Evaluated metrics comprise:

  • Detection Rate: Proportion of prompts with explicit conflict detection.
  • Refusal Rate: Proportion of prompts where the model refuses the presented policy (a=Rejecta = \text{Reject}).
  • Downstream Compliance Accuracy: Accuracy of Compliant/Non-compliant verdicts.

6. Results: Detection, Refusal, and Compliance Recovery

Key results for DeepSeek-R1 on GDPR under Deontic Norm attacks are summarized below:

No DEF DEF₁ DEF₂ DEF₃
Detection Rate (%) 89.0 98.3 98.3 100.0
Refusal Rate (%) 3.4 3.7 28.8 83.0

Under Authorization Weakening attacks on HIPAA, DeepSeek-R1 transitions from 0% detection (No DEF) to 72.1% with DEF₃. Across both GDPR and HIPAA, average gains from No DEF to DEF₃ are +22.6 and +18.9 points in detection and refusal (GDPR), and +18.3 and +22.6 points (HIPAA), respectively. Compliance accuracy, reduced by up to 16 points under perturbation, is fully restored—and occasionally surpassed—via DEF₁–DEF₃ cues (Imperial et al., 30 Jan 2026).

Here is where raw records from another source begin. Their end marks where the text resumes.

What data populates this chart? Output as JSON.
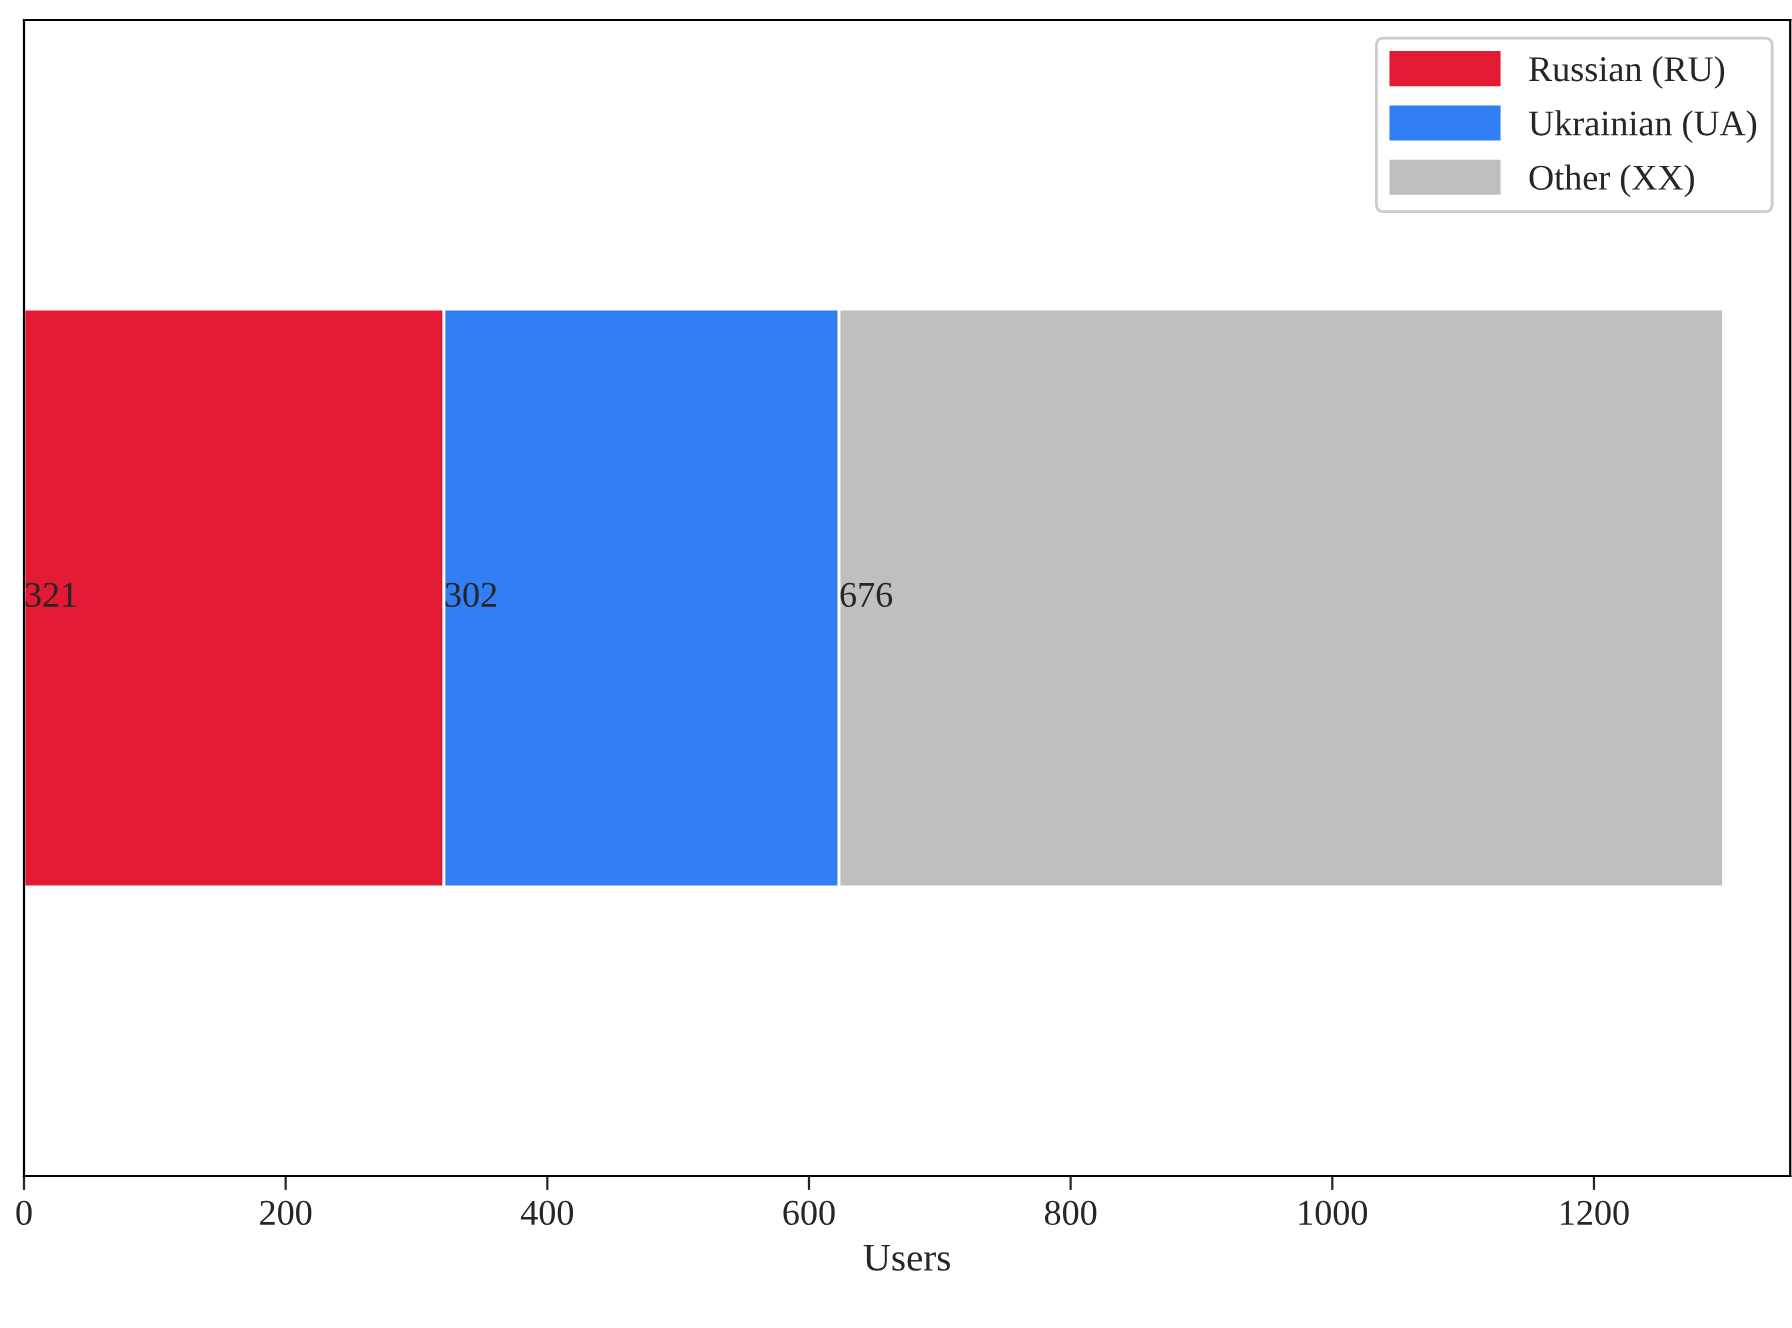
{
  "chart_data": {
    "type": "bar",
    "orientation": "horizontal",
    "stacked": true,
    "categories": [
      null
    ],
    "series": [
      {
        "name": "Russian (RU)",
        "color": "#e31a33",
        "values": [
          321
        ]
      },
      {
        "name": "Ukrainian (UA)",
        "color": "#327ef5",
        "values": [
          302
        ]
      },
      {
        "name": "Other (XX)",
        "color": "#bfbfbf",
        "values": [
          676
        ]
      }
    ],
    "xlabel": "Users",
    "xlim": [
      0,
      1350
    ],
    "xticks": [
      0,
      200,
      400,
      600,
      800,
      1000,
      1200
    ],
    "tick_labels": "x",
    "data_labels": true,
    "legend": "top right",
    "grid": false
  }
}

A plausible implication is that DEF not only mitigates the immediate impact of adversarial perturbations but also enhances the LLM's overall policy-compliance reliability under ambiguous or adversarial prompting conditions.

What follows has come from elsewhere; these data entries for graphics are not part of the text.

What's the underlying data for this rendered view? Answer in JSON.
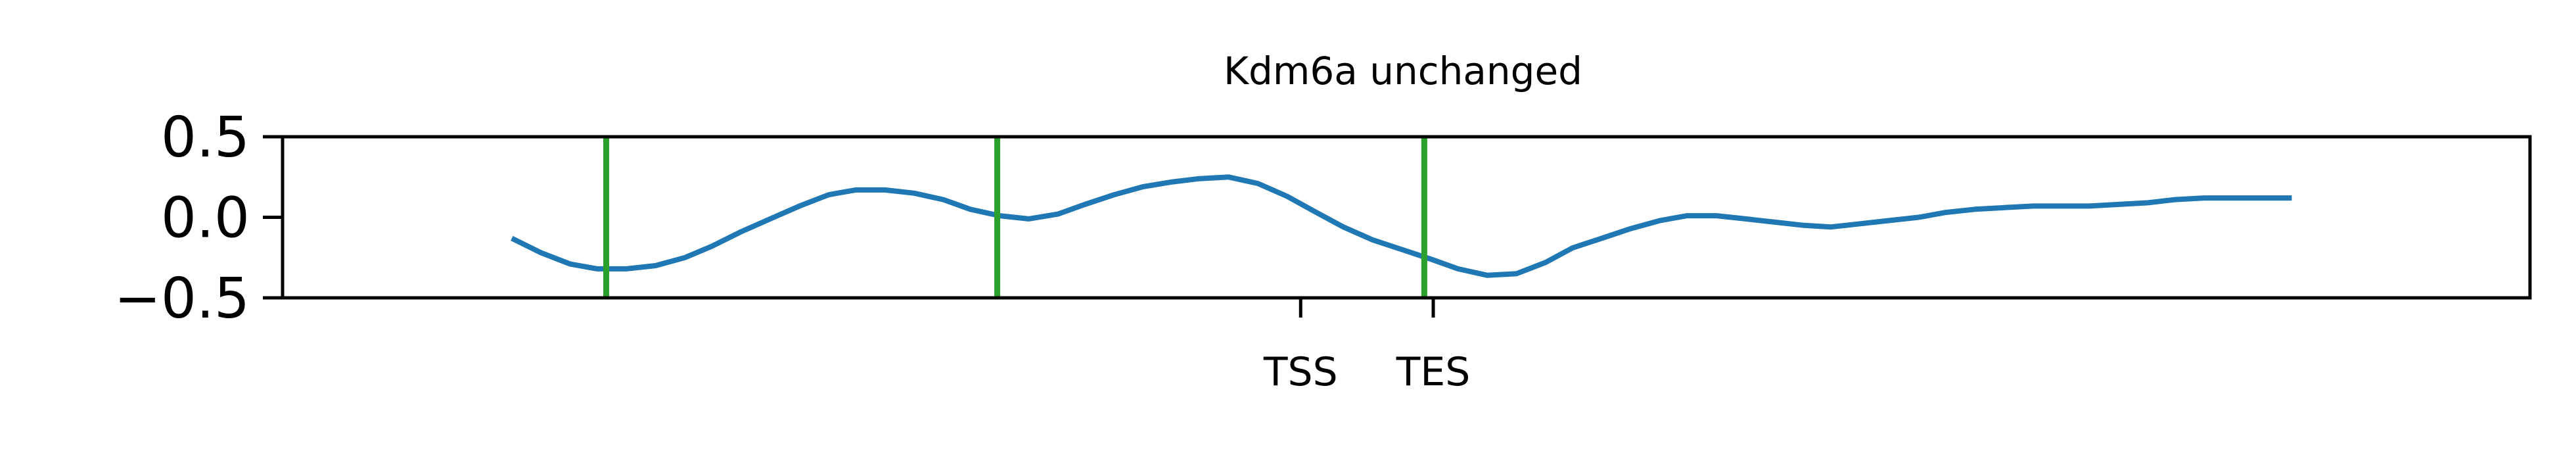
{
  "chart_data": {
    "type": "line",
    "title": "Kdm6a unchanged",
    "xlabel": "",
    "ylabel": "",
    "xlim": [
      0,
      100
    ],
    "ylim": [
      -0.5,
      0.5
    ],
    "yticks": [
      {
        "value": 0.5,
        "label": "0.5"
      },
      {
        "value": 0.0,
        "label": "0.0"
      },
      {
        "value": -0.5,
        "label": "−0.5"
      }
    ],
    "xticks": [
      {
        "value": 45.3,
        "label": "TSS"
      },
      {
        "value": 51.2,
        "label": "TES"
      }
    ],
    "grid": false,
    "colors": {
      "line": "#1f77b4",
      "vlines": "#2ca02c",
      "axes": "#000000"
    },
    "vlines": [
      14.4,
      31.8,
      50.8
    ],
    "series": [
      {
        "x": [
          10.2,
          11.5,
          12.8,
          14.0,
          15.3,
          16.6,
          17.9,
          19.1,
          20.4,
          21.7,
          23.0,
          24.3,
          25.5,
          26.8,
          28.1,
          29.4,
          30.6,
          31.9,
          33.2,
          34.5,
          35.7,
          37.0,
          38.3,
          39.6,
          40.8,
          42.1,
          43.4,
          44.7,
          46.0,
          47.2,
          48.5,
          49.8,
          51.1,
          52.3,
          53.6,
          54.9,
          56.2,
          57.4,
          58.7,
          60.0,
          61.3,
          62.5,
          63.8,
          65.1,
          66.4,
          67.7,
          68.9,
          70.2,
          71.5,
          72.8,
          74.0,
          75.3,
          76.6,
          77.9,
          79.1,
          80.4,
          81.7,
          83.0,
          84.2,
          85.5,
          86.8,
          88.1,
          89.4
        ],
        "y": [
          -0.13,
          -0.22,
          -0.29,
          -0.32,
          -0.32,
          -0.3,
          -0.25,
          -0.18,
          -0.09,
          -0.01,
          0.07,
          0.14,
          0.17,
          0.17,
          0.15,
          0.11,
          0.05,
          0.01,
          -0.01,
          0.02,
          0.08,
          0.14,
          0.19,
          0.22,
          0.24,
          0.25,
          0.21,
          0.13,
          0.03,
          -0.06,
          -0.14,
          -0.2,
          -0.26,
          -0.32,
          -0.36,
          -0.35,
          -0.28,
          -0.19,
          -0.13,
          -0.07,
          -0.02,
          0.01,
          0.01,
          -0.01,
          -0.03,
          -0.05,
          -0.06,
          -0.04,
          -0.02,
          0.0,
          0.03,
          0.05,
          0.06,
          0.07,
          0.07,
          0.07,
          0.08,
          0.09,
          0.11,
          0.12,
          0.12,
          0.12,
          0.12
        ]
      }
    ]
  }
}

7. Limitations and Prospective Research Directions

The efficacy of DEF assumes SUTs possess converged, high-fidelity representations of the target policy in their parameters; partial memorization or outdated parametric knowledge could compromise fallback reliability. Extremely subtle perturbations (e.g., dropping a single character) may evade epistemic vigilance triggers. The evaluation is constrained to GDPR and HIPAA; broader applicability across policy domains remains unverified. Prospective directions include adapting DEF for evolving regulations (where memorized policies may become obsolete), multimodal contexts, retrieval-augmented architectures, and integrating learned inconsistency-scoring mechanisms to further refine conflict detection thresholds (Imperial et al., 30 Jan 2026).